Articles - 12th April 2019

How Twitter is Taking on Trolling And Free Speech

Words by Caroline Kelly

“Free speech is meaningless unless it tolerates the speech that we hate”

So said Henry Hyde, US politician, defender of Reagan, adulterer and hypocrite. Hyde died in 2007 but not before he witnessed the boom of the internet. Would he still have defended the right to free speech if he had spent more than twenty minutes on Twitter?

Of all the pockets of the internet, including Reddit, Twitter is the one place where the deliberately offended, the purposefully offensive, the kindest, the most hilarious and the greatest collection of hairy knuckled, bridge-dwelling halfwits dwell.

It’s a place like no other. At times it feels like a crowded marketplace with everyone jostling for position and to get the last word. Oh, the last word. We’ll literally do anything to provide that one pithy, cutting response that seals the deal and places on our head the crown of being the best tweet in the thread. Well done us.

While we might dip our toe into the politics and views of others, very often we try to surround ourselves with ‘people like us’. Often described as an echo chamber, we hear our own beliefs and values parroted back to us, creating safety and comradeship. Except when the trolling starts.

Look, we’re not all celebs and chances are that trolling is more of a spectator sport than anything we’ll have to face personally but the level of hatred and vitriol dished out by these anonymous grunters is, well, it’s breath-taking.

One example includes historian Mary Beard who famously became the target of trolls for the crime of being a clever woman with opinions. Yep. That’s it. After appearing on Question Time and disagreeing with an audience member she was subjected to the vilest of abuse online. Focusing on her age and her appearance the trolls ran riot. Threats of sexual violence and so on and so on. Beard, a Cambridge University Professor, was 57 at the time but refused to back down, taking the trolls on and famously writing one a job reference to help him move on with his life.
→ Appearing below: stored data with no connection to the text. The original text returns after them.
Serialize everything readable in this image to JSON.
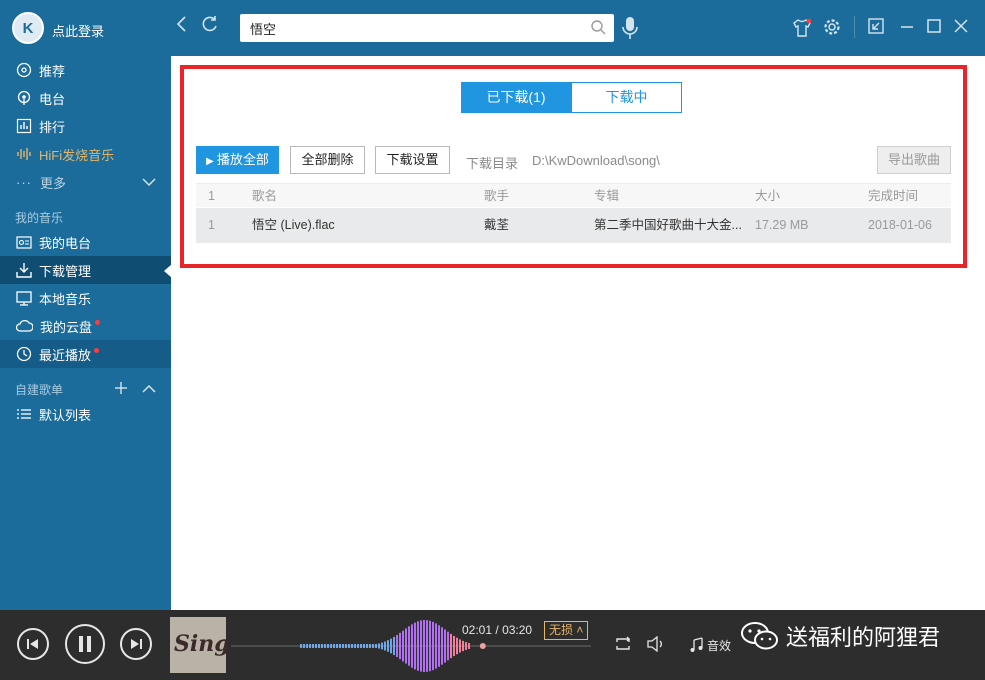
{
  "topbar": {
    "login_label": "点此登录",
    "search_value": "悟空",
    "logo_glyph": "K",
    "icons": [
      "back-icon",
      "refresh-icon",
      "search-icon",
      "mic-icon",
      "shirt-icon",
      "gear-icon",
      "mini-mode-icon",
      "minimize-icon",
      "maximize-icon",
      "close-icon"
    ]
  },
  "sidebar": {
    "nav": [
      {
        "label": "推荐"
      },
      {
        "label": "电台"
      },
      {
        "label": "排行"
      },
      {
        "label": "HiFi发烧音乐"
      },
      {
        "label": "更多"
      }
    ],
    "my_music_title": "我的音乐",
    "my_music": [
      {
        "label": "我的电台"
      },
      {
        "label": "下载管理"
      },
      {
        "label": "本地音乐"
      },
      {
        "label": "我的云盘"
      },
      {
        "label": "最近播放"
      }
    ],
    "playlists_title": "自建歌单",
    "playlists": [
      {
        "label": "默认列表"
      }
    ]
  },
  "download": {
    "tabs": [
      {
        "label": "已下载(1)",
        "selected": true
      },
      {
        "label": "下载中",
        "selected": false
      }
    ],
    "toolbar": {
      "play_all": "播放全部",
      "delete_all": "全部删除",
      "settings": "下载设置",
      "dir_label": "下载目录",
      "dir_value": "D:\\KwDownload\\song\\",
      "export": "导出歌曲"
    },
    "columns": {
      "index": "1",
      "name": "歌名",
      "artist": "歌手",
      "album": "专辑",
      "size": "大小",
      "finished": "完成时间"
    },
    "rows": [
      {
        "index": "1",
        "name": "悟空 (Live).flac",
        "artist": "戴荃",
        "album": "第二季中国好歌曲十大金...",
        "size": "17.29 MB",
        "finished": "2018-01-06"
      }
    ]
  },
  "player": {
    "elapsed": "02:01",
    "sep": "/",
    "total": "03:20",
    "quality": "无损 ˄",
    "effect_label": "音效",
    "cover_text": "Sing",
    "progress_fraction": 0.605
  },
  "watermark": {
    "text": "送福利的阿狸君"
  },
  "colors": {
    "sidebar_bg": "#1b6c9b",
    "active_bg": "#104d73",
    "accent": "#2196e0",
    "highlight": "#e8262a",
    "hifi": "#e3b66a",
    "player_bg": "#2d2d2d",
    "wave_start": "#5ab4f0",
    "wave_mid": "#b070f0",
    "wave_end": "#f08080"
  }
}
Who are these keyboard bullies? Who knows. Mary Beard’s job reference was for a student, she also received an apology from a married father of two who had been behind a bizarre, grotesque, sexualised picture of her. He also apologised. Delving into troll psyche is a job for the bravest of souls and there’s neither time nor space here to do so.

This leaves us then with two questions that need addressing: What are platforms like Twitter to do about posts that are more than just playground bullying and how does this impact on our freedom of speech?
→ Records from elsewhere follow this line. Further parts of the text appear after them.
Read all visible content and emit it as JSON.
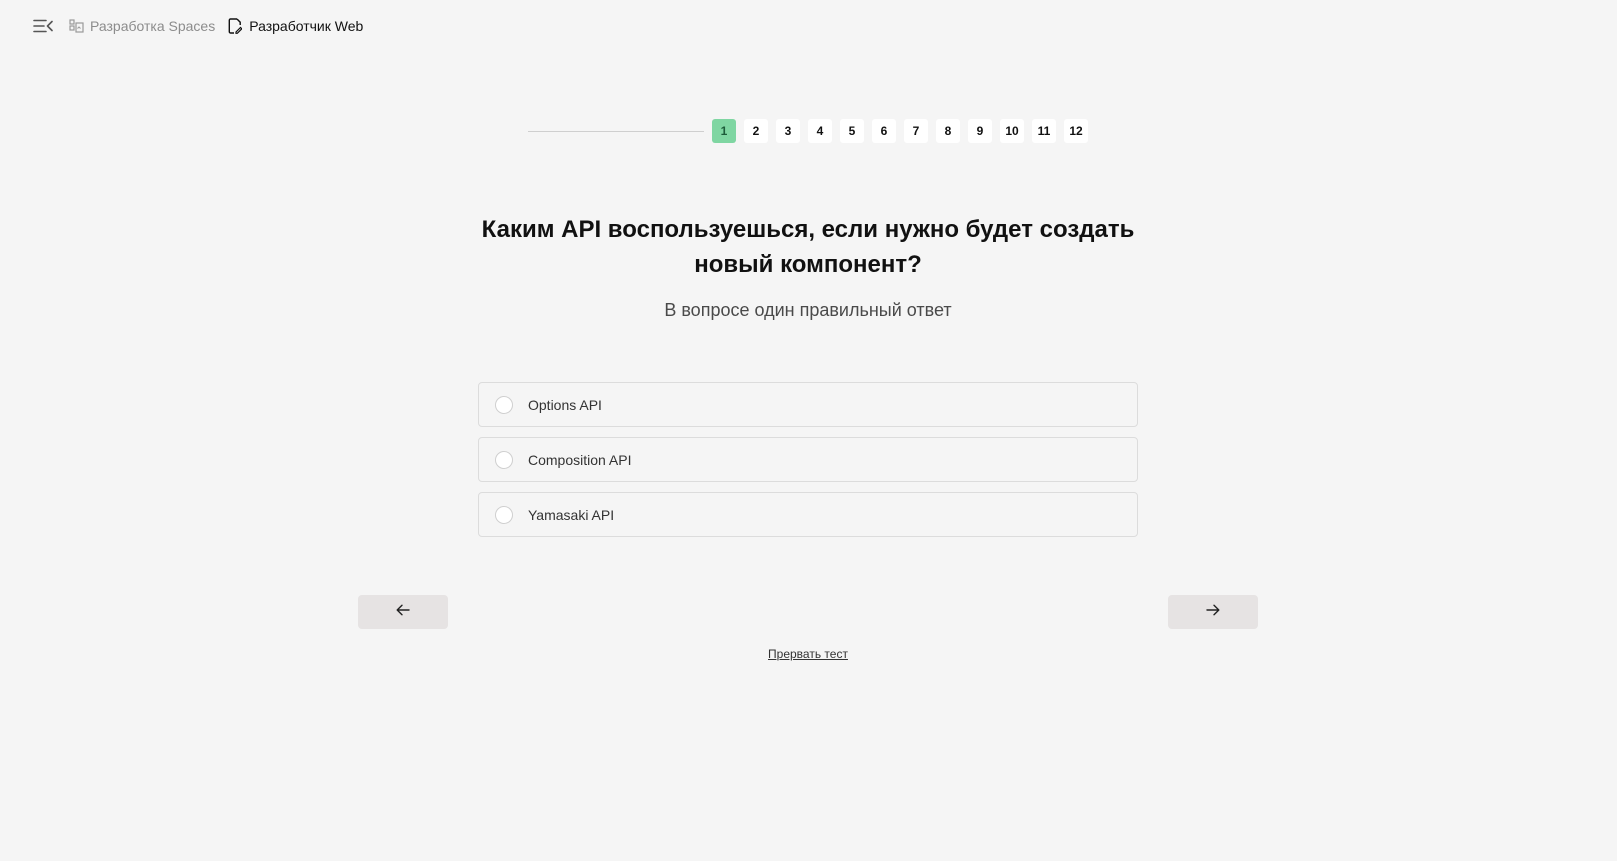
{
  "breadcrumb": {
    "parent": "Разработка Spaces",
    "current": "Разработчик Web"
  },
  "stepper": {
    "steps": [
      "1",
      "2",
      "3",
      "4",
      "5",
      "6",
      "7",
      "8",
      "9",
      "10",
      "11",
      "12"
    ],
    "active_index": 0
  },
  "question": {
    "title": "Каким API воспользуешься, если нужно будет создать новый компонент?",
    "hint": "В вопросе один правильный ответ"
  },
  "options": [
    {
      "label": "Options API"
    },
    {
      "label": "Composition API"
    },
    {
      "label": "Yamasaki API"
    }
  ],
  "navigation": {
    "prev_icon": "arrow-left-icon",
    "next_icon": "arrow-right-icon"
  },
  "abort_label": "Прервать тест",
  "colors": {
    "background": "#f5f5f5",
    "active_step": "#7fd6a2",
    "nav_button": "#e6e3e3"
  }
}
Introducing the new TWTTR app. Still undergoing testing, this latest concept from those behind Twitter was unveiled at CES (Consumer Electronics Show) earlier this year. It promises to change how threads appear, making it easier to read responses and how you interact with individual tweets. In this case, instead of tapping on a heart or retweet button you’ll have to open the individual tweet to carry out those kinds of actions. Small but noticeable differences.

And it’s one element of these proposed new features that has caught the eye of tech fans out there: the ability to effectively and quickly silence replies. With just one click we’ll be able to hide any comments that we don’t want to see on our threads, silencing critics, dissenters and of course, the trolls. On the one hand this seems imminently sensible. It gives power back to the conversation starter, filters out all the nonsense and provides protection from those deliberately targeted by bullies but on the other hand: Donald Trump.

You just know that prolific Tweeters like Trump will use this feature to shut down legitimate discussion and then claim they’ve had the bigliest amount of support for this or that policy, e-ver.

Trump aside, it’s a legitimate point and one that the likes of Twitter, Instagram and Facebook struggle with year-on-year. If you read this article on how the press and social media platforms deal with inappropriate material, you’ll know how hard it is to tread that fine line between legitimate criticism and hate speech.

It seems that with this new app, Twitter is handing the reins over to us and asking users to become the censors of their own social media. Risky? Possibly, but imagine the Twitter Utopia where everyone agrees with each other and disappearing the hairy troll becomes as simple as a click of the button? Admit it, it sounds great. Except it’s not and only time is going to tell if TWTTR is a tool for good or plays straight into the hands of those who require censorship to allow their dangerous views to thrive.